Que penseraient-ils alors du niveau actuel de
nos lycéens et de nos étudiants notamment par rapport à l’ancien temps ou
comparativement aux étudiants des universités européennes d’aujourd’hui ? Quoique
les moyens matériels d’hier étaient totalement dérisoires. En tous les cas, je
ne souhaiterais pas être en leur compagnie lorsqu’ils découvriront le
traumatisme éducatif que nous subissons. Je me sentirais certainement tout
minuscule et humilié, non pas par complexe d’infériorité mais de ce qu’on a
fait de notre enseignement.
Et pourtant, les étudiants du lendemain de
l’indépendance des années 70, n’avaient absolument accès aux livres qu’en salle
de bibliothèque universitaire avec seulement 2 ou 3 exemplaires par spécialité
pour un nombre dépassant 4 sections d’au moins 200 étudiants chacune, à titre
d’exemple à l’université d’Oran. Il fallait tout le temps pister son camarade
qui rendait le bouquin recherché pour l’emprunter de nouveau le temps de
quelques heures uniquement tel un trésor
précieux. Les documents étaient dans un état d’usage avancé par la force d’être
abondamment feuilletés. C’étaient de vraies archives à classer. La plupart des
étudiants se contentaient uniquement des cours et des travaux dirigés dispensés
lors des séances hebdomadaires. Il n’y avait ni photocopieuse miraculeuse ni documents
illimités qui sont diffusés sur le Net avec tous genres de livres, des cours
des prestigieuses universités mondialement connus, ou des célèbres lycées,
téléchargeables à souhait. De nos jours, je parie qu’il existe au fin fond des
étalages de nos bibliothèques universitaires des bouquins empoussiérés qui
n’ont jamais été consultés depuis la nuit des temps.

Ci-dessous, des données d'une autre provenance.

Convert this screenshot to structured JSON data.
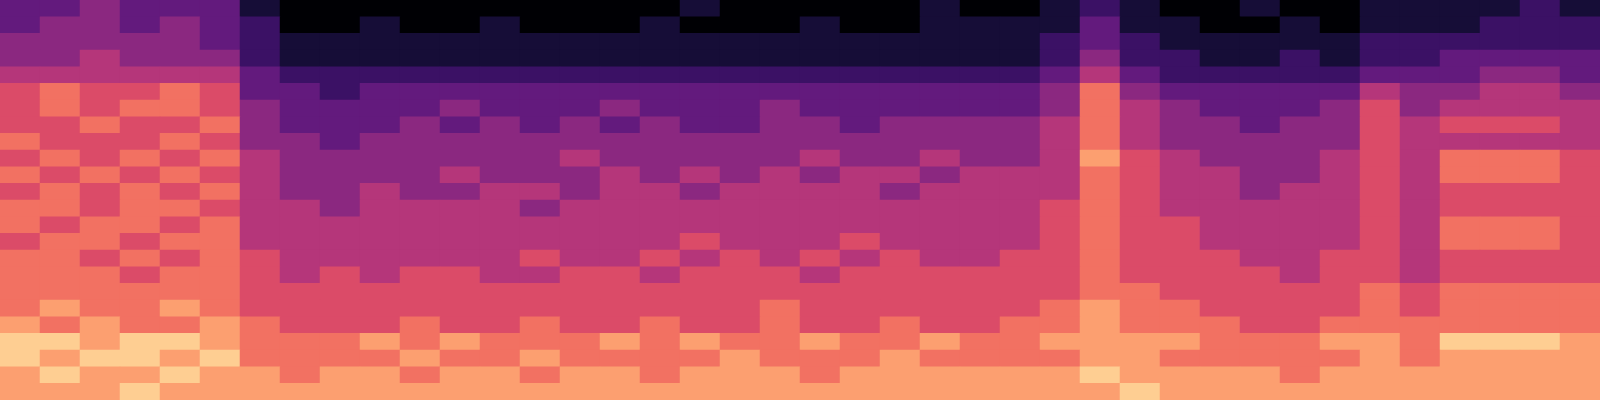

Hier, le stylo marchait à merveille, on
écrivait à la main du matin au soir tout en assimilant les cours prodigués. Il
ne fallait louper aucun détail car la répétition était bannie. Les questions
ridicules étaient presque taboues. Il fallait tourner sept fois sa langue avant
de poser une question. On recopiait tout à la main tous les documents fournis
par les camarades de classe du simple ancien sujet au moindre exercice de travaux
dirigés qui passaient sous les yeux. Il est vrai qu’on était tous entraînés en
se servant des punitions d’antan avec l’écriture de 100 fois en autant de fois,
par exemple du type : « je ne parle plus en classe ».
Les fameux bordas étaient une denrée très rare.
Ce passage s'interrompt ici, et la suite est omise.